Damian Thompson Damian Thompson

Bored by Brahms

Craftsmanship can be dangerous for composers. It undermines Mendelssohn's claim to greatness. And it's become the curse of modern classical music

issue 21 November 2015

Brahms’s Clarinet Quintet begins, writes his biographer Jan Swafford, with ‘a gentle, dying-away roulade that raises a veil of autumnal melancholy over the whole piece: the evanescent sweet-sadness of autumn, beautiful in its dying’.

This being late autumn, I listened to the quintet on Sunday to see if its ‘distillation of Brahmsian yearning’ still made an overwhelming impression on me. It did. I swear these are the most miserable 35 minutes in classical music.
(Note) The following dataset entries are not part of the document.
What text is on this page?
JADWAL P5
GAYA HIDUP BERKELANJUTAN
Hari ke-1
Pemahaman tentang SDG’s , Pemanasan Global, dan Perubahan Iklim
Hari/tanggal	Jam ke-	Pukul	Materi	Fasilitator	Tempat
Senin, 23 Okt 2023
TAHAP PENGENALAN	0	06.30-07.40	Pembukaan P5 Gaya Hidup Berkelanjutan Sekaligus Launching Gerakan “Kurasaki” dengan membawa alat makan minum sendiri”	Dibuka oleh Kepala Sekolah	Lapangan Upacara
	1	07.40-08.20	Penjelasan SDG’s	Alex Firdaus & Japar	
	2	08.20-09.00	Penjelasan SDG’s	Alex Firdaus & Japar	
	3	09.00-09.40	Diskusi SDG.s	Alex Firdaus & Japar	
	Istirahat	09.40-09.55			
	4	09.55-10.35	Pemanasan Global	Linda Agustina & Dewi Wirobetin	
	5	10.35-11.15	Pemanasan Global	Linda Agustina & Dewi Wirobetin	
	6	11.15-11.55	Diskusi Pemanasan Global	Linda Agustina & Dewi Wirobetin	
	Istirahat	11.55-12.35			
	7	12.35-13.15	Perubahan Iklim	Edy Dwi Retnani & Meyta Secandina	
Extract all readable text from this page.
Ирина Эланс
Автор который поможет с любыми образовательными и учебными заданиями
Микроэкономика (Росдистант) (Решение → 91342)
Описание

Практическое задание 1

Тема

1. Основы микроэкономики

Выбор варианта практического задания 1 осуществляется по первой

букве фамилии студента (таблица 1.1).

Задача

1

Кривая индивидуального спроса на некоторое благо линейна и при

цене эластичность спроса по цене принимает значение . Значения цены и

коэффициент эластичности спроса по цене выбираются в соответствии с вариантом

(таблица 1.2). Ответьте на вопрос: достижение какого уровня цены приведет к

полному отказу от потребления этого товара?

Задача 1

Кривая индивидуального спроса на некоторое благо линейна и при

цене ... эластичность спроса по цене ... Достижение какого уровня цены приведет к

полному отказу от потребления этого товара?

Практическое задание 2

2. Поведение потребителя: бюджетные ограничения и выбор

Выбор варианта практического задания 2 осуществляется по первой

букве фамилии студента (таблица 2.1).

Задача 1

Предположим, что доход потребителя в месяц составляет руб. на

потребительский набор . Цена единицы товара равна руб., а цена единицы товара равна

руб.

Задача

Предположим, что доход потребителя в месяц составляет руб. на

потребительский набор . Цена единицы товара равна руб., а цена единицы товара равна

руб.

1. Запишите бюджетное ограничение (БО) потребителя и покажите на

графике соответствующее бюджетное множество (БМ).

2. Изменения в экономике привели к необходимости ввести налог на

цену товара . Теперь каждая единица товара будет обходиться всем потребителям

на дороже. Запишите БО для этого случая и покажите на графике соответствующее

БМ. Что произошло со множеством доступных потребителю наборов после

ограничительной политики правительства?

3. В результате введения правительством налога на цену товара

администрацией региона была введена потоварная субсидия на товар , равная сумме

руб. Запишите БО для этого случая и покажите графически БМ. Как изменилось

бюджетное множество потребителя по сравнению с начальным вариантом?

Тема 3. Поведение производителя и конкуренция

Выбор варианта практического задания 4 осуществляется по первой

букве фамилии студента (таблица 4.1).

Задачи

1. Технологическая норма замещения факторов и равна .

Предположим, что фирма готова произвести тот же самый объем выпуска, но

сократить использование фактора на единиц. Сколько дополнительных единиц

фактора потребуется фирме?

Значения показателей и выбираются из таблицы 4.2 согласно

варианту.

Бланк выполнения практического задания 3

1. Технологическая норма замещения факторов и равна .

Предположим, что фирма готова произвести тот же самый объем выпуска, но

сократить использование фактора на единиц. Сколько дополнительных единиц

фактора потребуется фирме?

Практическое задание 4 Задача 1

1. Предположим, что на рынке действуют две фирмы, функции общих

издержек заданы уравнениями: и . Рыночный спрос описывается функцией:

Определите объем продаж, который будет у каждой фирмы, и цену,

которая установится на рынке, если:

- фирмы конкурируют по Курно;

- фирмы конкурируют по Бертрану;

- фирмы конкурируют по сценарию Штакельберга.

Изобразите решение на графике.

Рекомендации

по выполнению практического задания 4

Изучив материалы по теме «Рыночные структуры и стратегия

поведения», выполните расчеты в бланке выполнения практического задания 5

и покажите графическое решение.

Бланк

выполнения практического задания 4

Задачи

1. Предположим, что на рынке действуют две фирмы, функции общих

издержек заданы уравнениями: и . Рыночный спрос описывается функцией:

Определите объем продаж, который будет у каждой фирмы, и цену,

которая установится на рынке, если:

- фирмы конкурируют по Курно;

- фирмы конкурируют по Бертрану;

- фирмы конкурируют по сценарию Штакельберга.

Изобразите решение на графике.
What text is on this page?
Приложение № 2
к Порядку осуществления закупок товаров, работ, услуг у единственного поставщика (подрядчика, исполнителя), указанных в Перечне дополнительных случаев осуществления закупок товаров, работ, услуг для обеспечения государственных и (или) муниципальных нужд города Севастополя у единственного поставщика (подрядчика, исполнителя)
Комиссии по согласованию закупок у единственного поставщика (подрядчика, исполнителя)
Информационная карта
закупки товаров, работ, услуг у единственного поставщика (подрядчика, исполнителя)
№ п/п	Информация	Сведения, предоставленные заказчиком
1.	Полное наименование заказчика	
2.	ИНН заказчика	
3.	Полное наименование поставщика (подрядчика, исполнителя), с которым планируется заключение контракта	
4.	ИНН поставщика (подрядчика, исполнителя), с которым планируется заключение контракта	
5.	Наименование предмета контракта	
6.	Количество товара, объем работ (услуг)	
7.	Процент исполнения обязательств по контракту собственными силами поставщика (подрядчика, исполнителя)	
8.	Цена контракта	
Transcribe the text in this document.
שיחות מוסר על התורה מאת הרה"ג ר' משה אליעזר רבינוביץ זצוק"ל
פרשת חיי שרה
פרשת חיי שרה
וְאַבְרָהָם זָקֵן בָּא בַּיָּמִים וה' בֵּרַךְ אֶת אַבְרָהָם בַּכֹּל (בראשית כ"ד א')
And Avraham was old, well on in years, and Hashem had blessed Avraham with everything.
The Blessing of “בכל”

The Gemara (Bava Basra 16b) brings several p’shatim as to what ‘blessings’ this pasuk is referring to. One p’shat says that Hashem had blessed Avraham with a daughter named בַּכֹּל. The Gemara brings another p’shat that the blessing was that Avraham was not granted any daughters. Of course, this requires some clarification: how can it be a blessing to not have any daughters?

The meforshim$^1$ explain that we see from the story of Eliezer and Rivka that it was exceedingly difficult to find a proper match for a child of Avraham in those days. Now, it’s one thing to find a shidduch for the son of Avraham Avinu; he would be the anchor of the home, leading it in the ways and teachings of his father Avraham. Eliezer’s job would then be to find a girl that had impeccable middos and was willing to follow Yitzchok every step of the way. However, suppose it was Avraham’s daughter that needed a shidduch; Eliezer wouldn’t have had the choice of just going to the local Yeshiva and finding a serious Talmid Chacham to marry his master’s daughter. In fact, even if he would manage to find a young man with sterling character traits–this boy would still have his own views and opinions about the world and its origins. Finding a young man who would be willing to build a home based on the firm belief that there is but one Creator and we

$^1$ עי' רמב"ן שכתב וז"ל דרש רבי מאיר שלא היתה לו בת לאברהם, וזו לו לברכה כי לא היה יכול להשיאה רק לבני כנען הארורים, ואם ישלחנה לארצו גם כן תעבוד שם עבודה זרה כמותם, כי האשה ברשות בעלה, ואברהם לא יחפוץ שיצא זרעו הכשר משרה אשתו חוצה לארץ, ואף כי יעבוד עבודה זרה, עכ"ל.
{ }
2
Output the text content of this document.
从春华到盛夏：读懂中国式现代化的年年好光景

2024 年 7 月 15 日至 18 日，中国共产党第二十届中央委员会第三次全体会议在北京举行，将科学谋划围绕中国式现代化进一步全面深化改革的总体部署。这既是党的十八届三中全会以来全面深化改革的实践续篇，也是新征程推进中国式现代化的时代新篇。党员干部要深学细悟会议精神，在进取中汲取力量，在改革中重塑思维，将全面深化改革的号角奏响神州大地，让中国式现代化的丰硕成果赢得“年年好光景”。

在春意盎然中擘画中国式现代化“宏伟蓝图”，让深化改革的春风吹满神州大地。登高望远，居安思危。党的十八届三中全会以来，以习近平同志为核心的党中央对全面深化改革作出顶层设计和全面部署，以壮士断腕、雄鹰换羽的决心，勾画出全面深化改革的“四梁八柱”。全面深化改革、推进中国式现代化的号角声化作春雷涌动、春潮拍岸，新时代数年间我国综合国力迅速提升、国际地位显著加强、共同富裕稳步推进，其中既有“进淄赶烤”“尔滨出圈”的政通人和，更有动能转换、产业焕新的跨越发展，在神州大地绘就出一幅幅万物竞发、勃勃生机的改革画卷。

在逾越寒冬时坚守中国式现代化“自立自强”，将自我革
One critic refers admiringly to the display of ‘every super-refined shade of silver-grey regret’. But that’s the problem. The ageing Brahms — obese, cantankerous, his spirits lowered by the deaths of friends and undiagnosed cancer — sets about depressing his audience with the precision of a genius (which he was). No sooner has the clarinet soared than it finds a clever way to snake down the stave, slithering through the elegant droopy twiddling of the strings. Every movement sounds much the same to me, but that’s a heresy that lovers of the work — and they are countless — think they can refute just by pointing at the score, where Brahms tweaks the counterpoint and crops the phrases so that there’s always something new happening.

And so the old boy gets away with forcing his mood on us, whereas when Mahler does it we wince at his self-pity.